Chrissie's got her own reasons for staying with Bucky, and none of them have to do with love: Her family lives in a "dog-trot" cabin on the Bucklaw farm, and they've got nowhere to go if Bucky's dad kicks them off his land.

In one of the book's most resonant chapters, the two explore an abandoned house and dream up a little old lady, Juanita Loretta Rebecca, and man, Hernando Amos Grover, to conduct a shadow courtship for them.

"That make-believe intimacy, and the make-believe years on which it was built, seemed to remain comfortably settled around their shoulders – even as they left Hernando and Juanita sitting in their broken chairs by their ghostly stove, forever arguing about walnuts."

The uncles settle a little into the background this go-round, and there's no word from best friend/rival Penn Carson, who's been spirited off to boarding school. In his place, Earley substitutes would-be ladykiller Dennis Deane, whose goofball antics get a melancholy subplot of their own.
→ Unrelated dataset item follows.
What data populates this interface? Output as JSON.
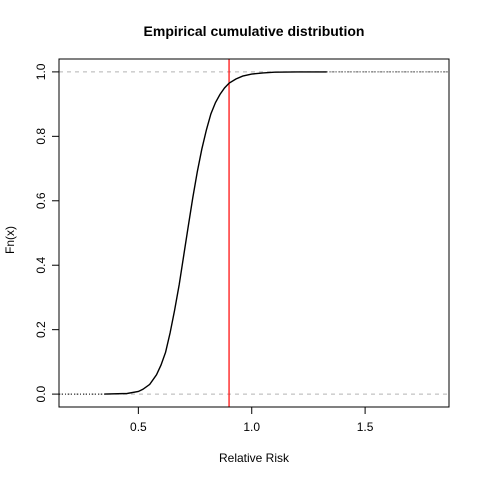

Jim's friends also include ex-girlfriend Norma, a brainy blonde who still comes over every day to quilt with Jim's mom, much to Jim's consternation.

When he complains that they were "just dating," his Uncle Zeno explains, "You were just dating, Jim. Norma was picking. And when she picked you, your Mama picked her. Norma was going to be the daughter she never had. That's what that quilt was about."

As with the first novel, the strongest emotions are those unspoken. In "Jim the Boy," Earley dealt with racism and mountain versus town rivalries, as well as the Great Depression.

Take the chapter "The Wide Sea," when Jim travels out of state with Uncle Al to buy two Belgian draft horses – to find only their corpses. Before leaving, the debt-riddled farmer shot all his animals to keep the bank from getting them.

Uncle Al shoots a carrion bird hovering over the carcasses and then takes his nephew for their first view of the ocean. "I wish we could've got there sooner," he tells Jim. "Me too," Jim replies.

In "The Blue Star," the rivalry between farmers and "lintheads," the workers in the cotton mills, and the prejudice Chrissie all too often faces for being half-Cherokee work alongside the war to propel the novel forward.

"The Blue Star" isn't quite as free from the taint of melodrama as "Jim the Boy": Chrissie's mom turns out to be Uncle Zeno's long-lost love. The coincidence doesn't feel necessary, but it doesn't really harm the novel any.

With World War II looming, it feels as if the whole world is living on the "wrong side of the mountain," and before novel's end, Jim's going to have to set off in its shadow. So, a little more drama is probably in order.

But in the end, Earley delivers a rarity: a good story, told without fuss or flourish, and with the assurance of someone who knows what he's doing on every page.

Yvonne Zipp regularly reviews fiction for the Monitor.